A projeção para a expansão do Produto Interno Bruto (PIB) – a soma de todos os bens e serviços produzidos no país – foi caiu de 2,53% para 2,50%, em 2019.
Para o próximo ano, a expectativa caiu de 2,60% para 2,50%. Em 2021 e 2022, a projeção segue em 2,50%. Essas são as previsões de instituições financeiras consultadas pelo BC todas as semanas sobre os principais indicadores econômicos.
A inflação, calculada pelo Índice Nacional de Preços ao Consumidor Amplo (IPCA), deve ficar em 4% este ano.
Na semana passada, a projeção para o IPCA estava em 4,01%. A estimativa segue abaixo da meta de inflação (4,25%), com intervalo de tolerância entre 2,75% e 5,75%, este ano.
Para 2020, a projeção para o IPCA segue em 4%, há 82 semanas seguidas. Para 2021 e 2022, a estimativa permanece em 3,75%.

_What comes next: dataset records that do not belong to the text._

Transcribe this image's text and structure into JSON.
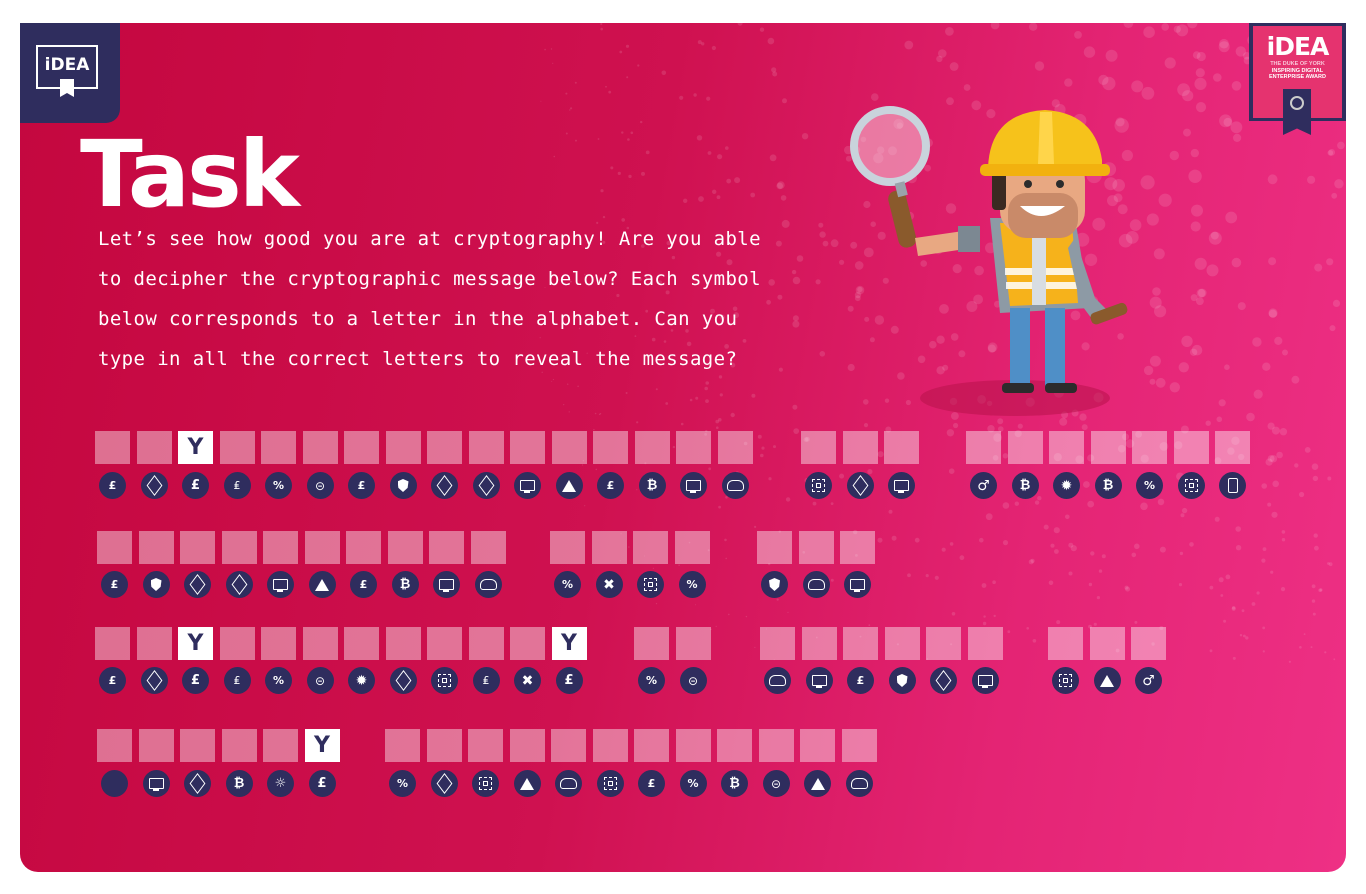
{
  "header": {
    "left_logo": "iDEA",
    "award": {
      "brand": "iDEA",
      "line1": "THE DUKE OF YORK",
      "line2": "INSPIRING DIGITAL",
      "line3": "ENTERPRISE AWARD"
    }
  },
  "task": {
    "title": "Task",
    "instructions_lines": [
      "Let’s see how good you are at cryptography! Are you able",
      "to decipher the cryptographic message below? Each symbol",
      "below corresponds to a letter in the alphabet. Can you",
      "type in all the correct letters to reveal the message?"
    ]
  },
  "colors": {
    "navy": "#2f2d5e",
    "pink_dark": "#c4073f",
    "pink_light": "#ee3085",
    "cell_empty": "rgba(255,255,255,0.42)"
  },
  "symbol_icons": {
    "moneybag": "money-bag-icon",
    "cube": "cube-icon",
    "pound": "pound-coin-icon",
    "piggy": "piggy-bank-icon",
    "percent": "percent-icon",
    "lockcircle": "lock-circle-icon",
    "shield": "shield-icon",
    "screen": "computer-screen-icon",
    "warning": "warning-icon",
    "bitcoin": "bitcoin-icon",
    "cloudlock": "cloud-lock-icon",
    "chip": "microchip-icon",
    "key": "key-icon",
    "bug": "bug-icon",
    "phone": "phone-icon",
    "skull": "skull-crossbones-icon",
    "alarm": "alarm-light-icon",
    "blank": "blank-icon"
  },
  "puzzle": {
    "rows": [
      {
        "words": [
          {
            "cells": [
              "",
              "",
              "Y",
              "",
              "",
              "",
              "",
              "",
              "",
              "",
              "",
              "",
              "",
              "",
              "",
              ""
            ],
            "symbols": [
              "moneybag",
              "cube",
              "pound",
              "piggy",
              "percent",
              "lockcircle",
              "moneybag",
              "shield",
              "cube",
              "cube",
              "screen",
              "warning",
              "moneybag",
              "bitcoin",
              "screen",
              "cloudlock"
            ]
          },
          {
            "cells": [
              "",
              "",
              ""
            ],
            "symbols": [
              "chip",
              "cube",
              "screen"
            ]
          },
          {
            "cells": [
              "",
              "",
              "",
              "",
              "",
              "",
              ""
            ],
            "symbols": [
              "key",
              "bitcoin",
              "bug",
              "bitcoin",
              "percent",
              "chip",
              "phone"
            ]
          }
        ]
      },
      {
        "words": [
          {
            "cells": [
              "",
              "",
              "",
              "",
              "",
              "",
              "",
              "",
              "",
              ""
            ],
            "symbols": [
              "moneybag",
              "shield",
              "cube",
              "cube",
              "screen",
              "warning",
              "moneybag",
              "bitcoin",
              "screen",
              "cloudlock"
            ]
          },
          {
            "cells": [
              "",
              "",
              "",
              ""
            ],
            "symbols": [
              "percent",
              "skull",
              "chip",
              "percent"
            ]
          },
          {
            "cells": [
              "",
              "",
              ""
            ],
            "symbols": [
              "shield",
              "cloudlock",
              "screen"
            ]
          }
        ]
      },
      {
        "words": [
          {
            "cells": [
              "",
              "",
              "Y",
              "",
              "",
              "",
              "",
              "",
              "",
              "",
              "",
              "Y"
            ],
            "symbols": [
              "moneybag",
              "cube",
              "pound",
              "piggy",
              "percent",
              "lockcircle",
              "bug",
              "cube",
              "chip",
              "piggy",
              "skull",
              "pound"
            ]
          },
          {
            "cells": [
              "",
              ""
            ],
            "symbols": [
              "percent",
              "lockcircle"
            ]
          },
          {
            "cells": [
              "",
              "",
              "",
              "",
              "",
              ""
            ],
            "symbols": [
              "cloudlock",
              "screen",
              "moneybag",
              "shield",
              "cube",
              "screen"
            ]
          },
          {
            "cells": [
              "",
              "",
              ""
            ],
            "symbols": [
              "chip",
              "warning",
              "key"
            ]
          }
        ]
      },
      {
        "words": [
          {
            "cells": [
              "",
              "",
              "",
              "",
              "",
              "Y"
            ],
            "symbols": [
              "blank",
              "screen",
              "cube",
              "bitcoin",
              "alarm",
              "pound"
            ]
          },
          {
            "cells": [
              "",
              "",
              "",
              "",
              "",
              "",
              "",
              "",
              "",
              "",
              "",
              ""
            ],
            "symbols": [
              "percent",
              "cube",
              "chip",
              "warning",
              "cloudlock",
              "chip",
              "moneybag",
              "percent",
              "bitcoin",
              "lockcircle",
              "warning",
              "cloudlock"
            ]
          }
        ]
      }
    ]
  }
}
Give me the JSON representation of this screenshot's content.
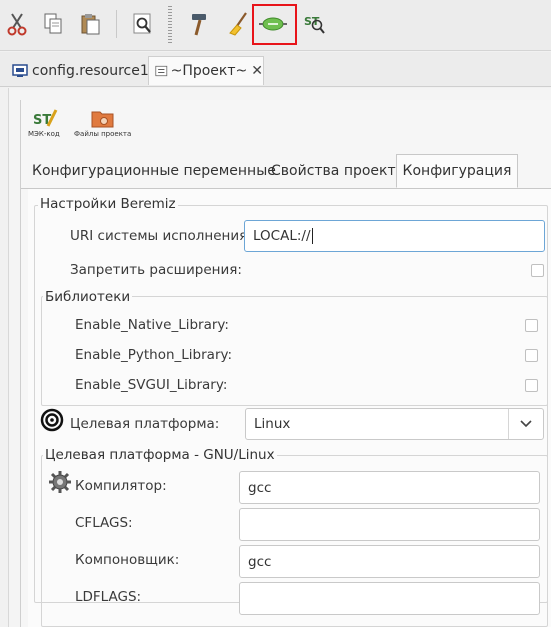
{
  "toolbar": {
    "icons": [
      "cut-icon",
      "copy-icon",
      "paste-icon",
      "search-icon",
      "build-icon",
      "clean-icon",
      "connect-icon",
      "transfer-icon"
    ]
  },
  "doc_tabs": [
    {
      "label": "config.resource1"
    },
    {
      "label": "~Проект~"
    }
  ],
  "project_buttons": [
    {
      "label": "МЭК-код"
    },
    {
      "label": "Файлы проекта"
    }
  ],
  "sub_tabs": [
    {
      "label": "Конфигурационные переменные"
    },
    {
      "label": "Свойства проекта"
    },
    {
      "label": "Конфигурация"
    }
  ],
  "beremiz": {
    "title": "Настройки Beremiz",
    "uri_label": "URI системы исполнения:",
    "uri_value": "LOCAL://",
    "disable_ext_label": "Запретить расширения:"
  },
  "libraries": {
    "title": "Библиотеки",
    "items": [
      {
        "label": "Enable_Native_Library:",
        "checked": false
      },
      {
        "label": "Enable_Python_Library:",
        "checked": false
      },
      {
        "label": "Enable_SVGUI_Library:",
        "checked": false
      }
    ]
  },
  "target": {
    "label": "Целевая платформа:",
    "value": "Linux"
  },
  "gnu": {
    "title": "Целевая платформа - GNU/Linux",
    "compiler_label": "Компилятор:",
    "compiler_value": "gcc",
    "cflags_label": "CFLAGS:",
    "cflags_value": "",
    "linker_label": "Компоновщик:",
    "linker_value": "gcc",
    "ldflags_label": "LDFLAGS:",
    "ldflags_value": ""
  },
  "colors": {
    "highlight": "#e8141a",
    "focus_border": "#6da6d6"
  }
}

A meta de inflação é 4%, em 2020, e 3,75%, em 2021, com intervalo de tolerância de 1,5 ponto percentual para os dois anos (2,5% a 5,5% e 2,25% a 5,25%, respectivamente).
O BC usa como principal instrumento a taxa básica de juros, a Selic, atualmente em 6,5% ao ano, para alcançar a meta da taxa inflacionária.
De acordo com o mercado financeiro, a Selic deve encerrar 2019 em 7% ao ano e continuar a subir em 2020, encerrando o período em 8% ao ano, permanecendo nesse patamar em 2021 e 2022.